N’y tenant plus, Morgana se leva comme une furie de son lit et courut à son atelier. Si elle ne pouvait pas dormir, autant se consacrer à ses travaux, qui n’avançaient pas suffisamment vite à son goût. Elle alluma une bougie et contempla sa panoplie. Le verre poli des tubes à essai et des fioles rutilait. Il serait bientôt souillé par les couleurs criardes de mixtures infâmes et sans doute inefficaces.

La jeune femme soupira. C’était en ces moments-là qu’elle ressentait un découragement lancinant, qui la prenait au cœur et la saisissait d’une torpeur indicible. À quoi bon ? Son projet était insensé. Elle le savait. Et pourtant, chaque jour, elle s’échinait un peu plus à atteindre son but. Elle posa un regard anxieux sur sa chevelure : ce n’était que le début. Jusqu’où irait-elle au nom de la science ? Elle-même n’en était pas certaine.

Sans qu’elle ne s’en rende compte, ses doigts se mirent à parcourir sa verrerie d’alchimie. Elle se retrouva soudain à fouiller dans ses réserves d’ingrédients, et effectuer de savants mélanges. Elle soupira de plus belle. Elle ne pouvait pas s’arrêter d’expérimenter. Un feu dévorant de savoir brûlait en elle, irrépressible, inextinguible.

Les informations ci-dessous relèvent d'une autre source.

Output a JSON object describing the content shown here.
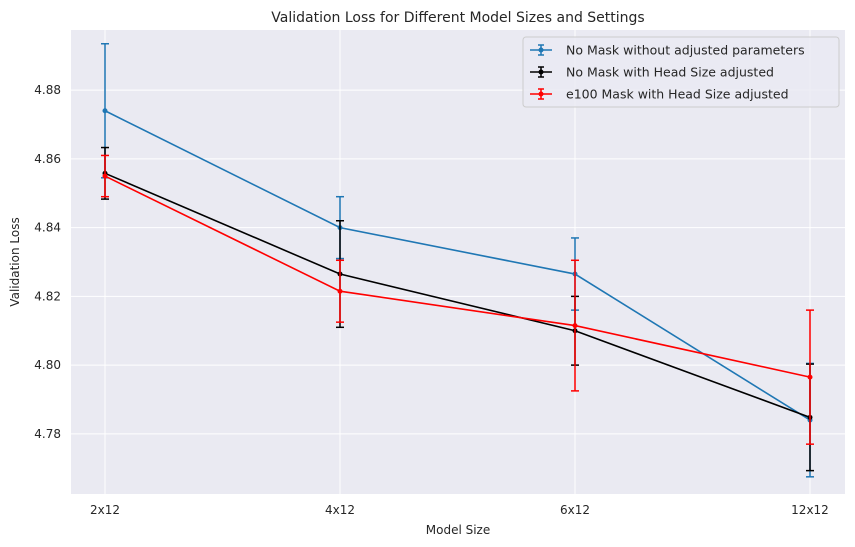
{
  "chart_data": {
    "type": "line",
    "title": "Validation Loss for Different Model Sizes and Settings",
    "xlabel": "Model Size",
    "ylabel": "Validation Loss",
    "categories": [
      "2x12",
      "4x12",
      "6x12",
      "12x12"
    ],
    "ylim": [
      4.7625,
      4.8975
    ],
    "yticks": [
      4.78,
      4.8,
      4.82,
      4.84,
      4.86,
      4.88
    ],
    "ytick_labels": [
      "4.78",
      "4.80",
      "4.82",
      "4.84",
      "4.86",
      "4.88"
    ],
    "grid": true,
    "legend_position": "top-right",
    "series": [
      {
        "name": "No Mask without adjusted parameters",
        "color": "#1f77b4",
        "values": [
          4.874,
          4.84,
          4.8265,
          4.784
        ],
        "errors": [
          0.0195,
          0.009,
          0.0105,
          0.0165
        ]
      },
      {
        "name": "No Mask with Head Size adjusted",
        "color": "#000000",
        "values": [
          4.8558,
          4.8265,
          4.81,
          4.7848
        ],
        "errors": [
          0.0075,
          0.0155,
          0.01,
          0.0155
        ]
      },
      {
        "name": "e100 Mask with Head Size adjusted",
        "color": "#ff0000",
        "values": [
          4.855,
          4.8215,
          4.8115,
          4.7965
        ],
        "errors": [
          0.006,
          0.009,
          0.019,
          0.0195
        ]
      }
    ]
  }
}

Peu importe à quel point elle essayait d’y échapper, l’alchimiste était toujours rattrapée par sa passion. Elle continua à mélanger, itérer, expérimenter… jusqu’au bout de la nuit. Plus la Lune s’affaissait, plus ses gestes devenaient gauches, et sa tête lourde. Ses yeux d’encre commencèrent à se fermer. Lorsque sa conscience se fondit dans le noir de la nuit, un éclat de bris de verre déchira le silence.


— Grand-mère, quand est-ce que Papa va revenir ?

La vieille femme afficha un air profondément triste.

— Bientôt, ma petite chérie. Bientôt, lui assura-t-elle.

Les grands yeux noirs de la petite Morgana se mirent à briller. Mais l’étincelle d’espoir fut bien vite étouffée : l’enfant n’était pas dupe. Elle voyait l’inquiétude luire dans le regard de son aînée.

Soudain, une femme fit irruption dans la pièce comme un ouragan. Vêtue d’une blouse blanche et d’une coiffe assortie posée sur un chignon défait, les mèches folles qui s’en échappaient encadraient un visage cerné. L’affolement lui collait à la peau, présent dans chacun de ses gestes.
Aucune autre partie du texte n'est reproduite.